The CloudBolt Job Engine

Introduction

CloudBolt includes many features that need to be executed in the background, separate from web requests made to CloudBolt’s UI or API. Those processes include orders, actions, rules, and various recurring jobs. The progress and results of those processes are tracked as Jobs, and the Job Engine is how CloudBolt executes them.

The Job Engine is designed to be resilient against most types of errors, including exceptions raised by plug-ins, external libraries, and database queries. However, it is occasionally necessary to troubleshoot how Jobs are processing. This document is designed to help discover the state of the Job Engine and serve as a guide to gather the information you might need when opening a support ticket.

What is the normal progression of job statuses?

  1. PENDING
  2. QUEUED
  3. RUNNING
  4. If canceled:
    • TO_CANCEL
    • CANCELED
  5. If job completes: (for actions, these get determined by what is returned by the action)
    • SUCCESS -or- WARNING -or- FAILURE

How does each job get processed by the job engine?
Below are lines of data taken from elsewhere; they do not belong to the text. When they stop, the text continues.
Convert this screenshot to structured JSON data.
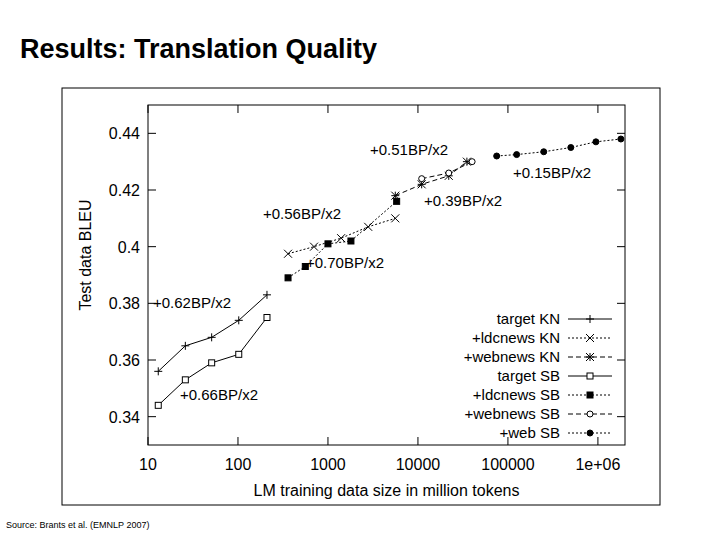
{
  "chart_data": {
    "type": "line",
    "title": "Results: Translation Quality",
    "source": "Source: Brants et al. (EMNLP 2007)",
    "x_label": "LM training data size in million tokens",
    "y_label": "Test data BLEU",
    "log": "x",
    "grid": false,
    "legend": "bottom-right",
    "xlim": [
      10,
      2000000
    ],
    "ylim": [
      0.33,
      0.45
    ],
    "xticks": [
      10,
      100,
      1000,
      10000,
      100000,
      {
        "value": 1000000,
        "label": "1e+06"
      }
    ],
    "yticks": [
      0.34,
      0.36,
      0.38,
      0.4,
      0.42,
      0.44
    ],
    "annotations": [
      "+0.51BP/x2",
      "+0.15BP/x2",
      "+0.56BP/x2",
      "+0.39BP/x2",
      "+0.70BP/x2",
      "+0.62BP/x2",
      "+0.66BP/x2"
    ],
    "series": [
      {
        "name": "target KN",
        "color": "#000000",
        "marker": "plus",
        "line_style": "solid",
        "x": [
          13,
          26,
          51,
          102,
          210
        ],
        "values": [
          0.356,
          0.365,
          0.368,
          0.374,
          0.383
        ]
      },
      {
        "name": "+ldcnews KN",
        "color": "#000000",
        "marker": "cross",
        "line_style": "dotted",
        "x": [
          360,
          700,
          1400,
          2800,
          5600
        ],
        "values": [
          0.3975,
          0.4,
          0.403,
          0.407,
          0.41
        ]
      },
      {
        "name": "+webnews KN",
        "color": "#000000",
        "marker": "star",
        "line_style": "dashed",
        "x": [
          5600,
          11000,
          22000,
          35000
        ],
        "values": [
          0.418,
          0.422,
          0.425,
          0.43
        ]
      },
      {
        "name": "target SB",
        "color": "#000000",
        "marker": "square-open",
        "line_style": "solid",
        "x": [
          13,
          26,
          51,
          102,
          210
        ],
        "values": [
          0.344,
          0.353,
          0.359,
          0.362,
          0.375
        ]
      },
      {
        "name": "+ldcnews SB",
        "color": "#000000",
        "marker": "square-filled",
        "line_style": "dotted",
        "x": [
          360,
          560,
          1000,
          1800,
          5800
        ],
        "values": [
          0.389,
          0.393,
          0.401,
          0.402,
          0.416
        ]
      },
      {
        "name": "+webnews SB",
        "color": "#000000",
        "marker": "circle-open",
        "line_style": "dashed",
        "x": [
          11000,
          22000,
          40000
        ],
        "values": [
          0.424,
          0.426,
          0.43
        ]
      },
      {
        "name": "+web SB",
        "color": "#000000",
        "marker": "circle-filled",
        "line_style": "dotted",
        "x": [
          75000,
          125000,
          250000,
          500000,
          950000,
          1800000
        ],
        "values": [
          0.432,
          0.4325,
          0.4335,
          0.435,
          0.437,
          0.438
        ]
      }
    ]
  }
}
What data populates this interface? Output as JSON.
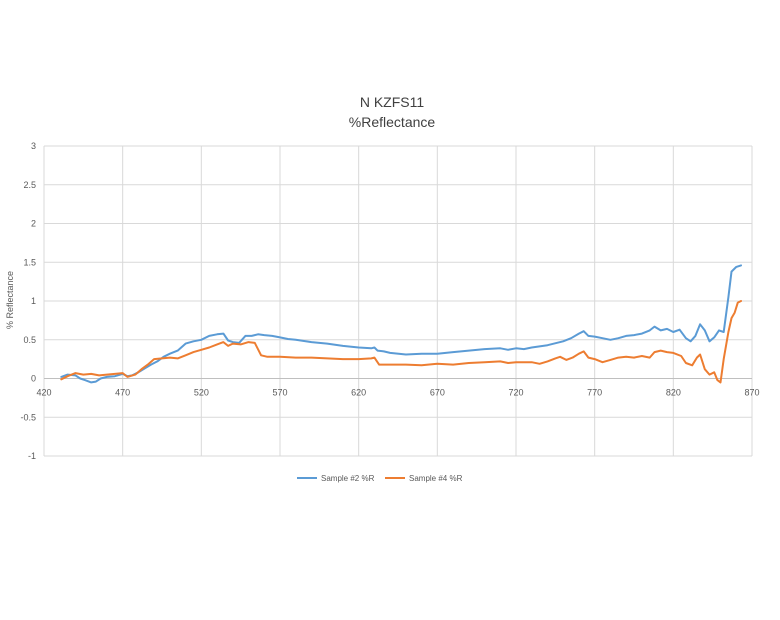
{
  "chart_data": {
    "type": "line",
    "title": "N KZFS11",
    "subtitle": "%Reflectance",
    "xlabel": "",
    "ylabel": "% Reflectance",
    "xlim": [
      420,
      870
    ],
    "ylim": [
      -1,
      3
    ],
    "x_ticks": [
      420,
      470,
      520,
      570,
      620,
      670,
      720,
      770,
      820,
      870
    ],
    "y_ticks": [
      -1,
      -0.5,
      0,
      0.5,
      1,
      1.5,
      2,
      2.5,
      3
    ],
    "grid": true,
    "legend": "bottom",
    "series": [
      {
        "name": "Sample #2 %R",
        "color": "#5b9bd5",
        "points": [
          [
            431,
            0.02
          ],
          [
            435,
            0.05
          ],
          [
            440,
            0.04
          ],
          [
            443,
            0.0
          ],
          [
            446,
            -0.02
          ],
          [
            450,
            -0.05
          ],
          [
            453,
            -0.04
          ],
          [
            456,
            0.0
          ],
          [
            460,
            0.02
          ],
          [
            465,
            0.03
          ],
          [
            470,
            0.06
          ],
          [
            473,
            0.03
          ],
          [
            476,
            0.04
          ],
          [
            480,
            0.08
          ],
          [
            484,
            0.13
          ],
          [
            488,
            0.18
          ],
          [
            492,
            0.22
          ],
          [
            496,
            0.28
          ],
          [
            500,
            0.32
          ],
          [
            505,
            0.36
          ],
          [
            510,
            0.45
          ],
          [
            515,
            0.48
          ],
          [
            520,
            0.5
          ],
          [
            525,
            0.55
          ],
          [
            530,
            0.57
          ],
          [
            534,
            0.58
          ],
          [
            537,
            0.49
          ],
          [
            540,
            0.47
          ],
          [
            544,
            0.46
          ],
          [
            548,
            0.55
          ],
          [
            552,
            0.55
          ],
          [
            556,
            0.57
          ],
          [
            560,
            0.56
          ],
          [
            565,
            0.55
          ],
          [
            570,
            0.53
          ],
          [
            575,
            0.51
          ],
          [
            580,
            0.5
          ],
          [
            590,
            0.47
          ],
          [
            600,
            0.45
          ],
          [
            610,
            0.42
          ],
          [
            620,
            0.4
          ],
          [
            628,
            0.39
          ],
          [
            630,
            0.4
          ],
          [
            632,
            0.36
          ],
          [
            636,
            0.35
          ],
          [
            640,
            0.33
          ],
          [
            650,
            0.31
          ],
          [
            660,
            0.32
          ],
          [
            670,
            0.32
          ],
          [
            680,
            0.34
          ],
          [
            690,
            0.36
          ],
          [
            700,
            0.38
          ],
          [
            710,
            0.39
          ],
          [
            715,
            0.37
          ],
          [
            720,
            0.39
          ],
          [
            725,
            0.38
          ],
          [
            730,
            0.4
          ],
          [
            740,
            0.43
          ],
          [
            750,
            0.48
          ],
          [
            755,
            0.52
          ],
          [
            760,
            0.58
          ],
          [
            763,
            0.61
          ],
          [
            766,
            0.55
          ],
          [
            770,
            0.54
          ],
          [
            775,
            0.52
          ],
          [
            780,
            0.5
          ],
          [
            785,
            0.52
          ],
          [
            790,
            0.55
          ],
          [
            795,
            0.56
          ],
          [
            800,
            0.58
          ],
          [
            805,
            0.62
          ],
          [
            808,
            0.67
          ],
          [
            812,
            0.62
          ],
          [
            816,
            0.64
          ],
          [
            820,
            0.6
          ],
          [
            824,
            0.63
          ],
          [
            828,
            0.52
          ],
          [
            831,
            0.48
          ],
          [
            834,
            0.55
          ],
          [
            837,
            0.7
          ],
          [
            840,
            0.62
          ],
          [
            843,
            0.48
          ],
          [
            846,
            0.53
          ],
          [
            849,
            0.62
          ],
          [
            852,
            0.6
          ],
          [
            855,
            1.05
          ],
          [
            857,
            1.38
          ],
          [
            860,
            1.44
          ],
          [
            863,
            1.46
          ]
        ]
      },
      {
        "name": "Sample #4 %R",
        "color": "#ed7d31",
        "points": [
          [
            431,
            -0.01
          ],
          [
            435,
            0.03
          ],
          [
            440,
            0.07
          ],
          [
            445,
            0.05
          ],
          [
            450,
            0.06
          ],
          [
            455,
            0.04
          ],
          [
            460,
            0.05
          ],
          [
            465,
            0.06
          ],
          [
            470,
            0.07
          ],
          [
            473,
            0.02
          ],
          [
            478,
            0.05
          ],
          [
            482,
            0.12
          ],
          [
            486,
            0.18
          ],
          [
            490,
            0.25
          ],
          [
            495,
            0.26
          ],
          [
            500,
            0.27
          ],
          [
            505,
            0.26
          ],
          [
            510,
            0.3
          ],
          [
            515,
            0.34
          ],
          [
            520,
            0.37
          ],
          [
            525,
            0.4
          ],
          [
            530,
            0.44
          ],
          [
            534,
            0.47
          ],
          [
            537,
            0.42
          ],
          [
            540,
            0.45
          ],
          [
            545,
            0.44
          ],
          [
            550,
            0.47
          ],
          [
            554,
            0.46
          ],
          [
            558,
            0.3
          ],
          [
            562,
            0.28
          ],
          [
            570,
            0.28
          ],
          [
            580,
            0.27
          ],
          [
            590,
            0.27
          ],
          [
            600,
            0.26
          ],
          [
            610,
            0.25
          ],
          [
            620,
            0.25
          ],
          [
            628,
            0.26
          ],
          [
            630,
            0.27
          ],
          [
            633,
            0.18
          ],
          [
            640,
            0.18
          ],
          [
            650,
            0.18
          ],
          [
            660,
            0.17
          ],
          [
            670,
            0.19
          ],
          [
            680,
            0.18
          ],
          [
            690,
            0.2
          ],
          [
            700,
            0.21
          ],
          [
            710,
            0.22
          ],
          [
            715,
            0.2
          ],
          [
            720,
            0.21
          ],
          [
            730,
            0.21
          ],
          [
            735,
            0.19
          ],
          [
            740,
            0.22
          ],
          [
            745,
            0.26
          ],
          [
            748,
            0.28
          ],
          [
            752,
            0.24
          ],
          [
            756,
            0.27
          ],
          [
            760,
            0.32
          ],
          [
            763,
            0.35
          ],
          [
            766,
            0.27
          ],
          [
            770,
            0.25
          ],
          [
            775,
            0.21
          ],
          [
            780,
            0.24
          ],
          [
            785,
            0.27
          ],
          [
            790,
            0.28
          ],
          [
            795,
            0.27
          ],
          [
            800,
            0.29
          ],
          [
            805,
            0.27
          ],
          [
            808,
            0.34
          ],
          [
            812,
            0.36
          ],
          [
            816,
            0.34
          ],
          [
            820,
            0.33
          ],
          [
            825,
            0.29
          ],
          [
            828,
            0.2
          ],
          [
            832,
            0.17
          ],
          [
            835,
            0.27
          ],
          [
            837,
            0.31
          ],
          [
            840,
            0.12
          ],
          [
            843,
            0.05
          ],
          [
            846,
            0.08
          ],
          [
            848,
            -0.02
          ],
          [
            850,
            -0.05
          ],
          [
            852,
            0.25
          ],
          [
            855,
            0.6
          ],
          [
            857,
            0.78
          ],
          [
            859,
            0.85
          ],
          [
            861,
            0.98
          ],
          [
            863,
            1.0
          ]
        ]
      }
    ]
  }
}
  1. By default, jobs are created with a PENDING status.
  2. If a job is scheduled for the future, the workers will ignore the job until its scheduled time has passed.
  3. For Recurring Jobs, the workers check their schedules every minute and will generate a PENDING job if appropriate.
  4. Job engine workers check for PENDING jobs once a second and set their statuses to QUEUED.
  5. The worker immediately spawns a new thread for each QUEUED job and changes the job’s status to RUNNING.
  6. If the ‘Cancel Job’ button is clicked in the UI while the job is running, the job is set to TO_CANCEL, an Exception
    is raised inside the job’s thread. A message is added to the job’s log, the job’s status is set to CANCELED, and the job stops running.
  7. Otherwise, the job’s run() method completes and returns results. Depending on the results, the job status gets set
    to SUCCESS, WARNING, or FAILURE.

What can go wrong with my job engine?

  • There could be problems in the underlying database.
  • Recurring or scheduled jobs might never get queued because a worker process is not running each minute, e.g. if
    you have disabled or modified the cron job on your CloudBolt server
  • Running workers could die before completing a job, leaving its status as QUEUED or RUNNING
  • A job can run infinitely, then the job engine will never exit
    • This can be caused by infinite loops or deadlocking issues within your scripts or jobs

How do I troubleshoot my job engine?

Answer the following questions to understand the scope of your issues:

  • Which job or order cause you to notice the problem? Note its job number, status, and URL.
  • Which related jobs are having problems? Note their job numbers, status, and URLs.
  • Which job(s) started running most recently? Note their job numbers, status, and URLs.
  • Have other jobs started running after the jobs you noted above?
  • Are some jobs in a different status from others? Note this and review the above descriptions of the sequence of how the
    job engine runs to understand which job was the last job to run.
  • Are your jobs in a PENDING state? This indicates that the jobs have not been added to the queue, which might be because
    the job is scheduled to run in the future.
  • Are your jobs in a QUEUED state? This indicates the job engine has identified it should run a job but has not started
    running it yet. Check whether a job engine worker is running via ps aux | grep jobengine.
  • Are your jobs in a RUNNING state? This indicates the job engine has started running the job, and is either still running
    the job correctly or the job engine has crashed. Check the job engine’s service status, and if it is running as expected, review the job’s log to see what its last step was and whether there are any error messages.
  • Are your jobs in a CANCELED state? This indicates the job engine has canceled those jobs, and should be available to run
    future jobs. Try running a new job—if it runs correctly, there is no problem: your job engine is behaving as designed.
  • Are your jobs in a FAILURE, WARNING, or SUCCESS state? Your jobs completed running and returned this status, so the job
    engine is working properly. Troubleshoot the underlying job for any failures you are seeing.
  • If the above steps do not help, create a support ticket and describe which of the above steps you took as well as the
    specific job numbers (with your expected and their actual status for each), and attach your application.log, jobengine.log, and each job’s individual log file, which you can download from the job’s detail page. Provide screenshots of how the jobs appear in the UI, as well as the output from running ps aux | grep jobengine.

How do I manually restart the job engine?

First, be aware that the currently running jobs will be killed and stuck in RUNNING state.

To manually restart the job engine, you can kill the jobengine.py processes and let cron restart the job engine workers:

pkill -f jobengine

Cron should then restart a jobengine.py process within a minute.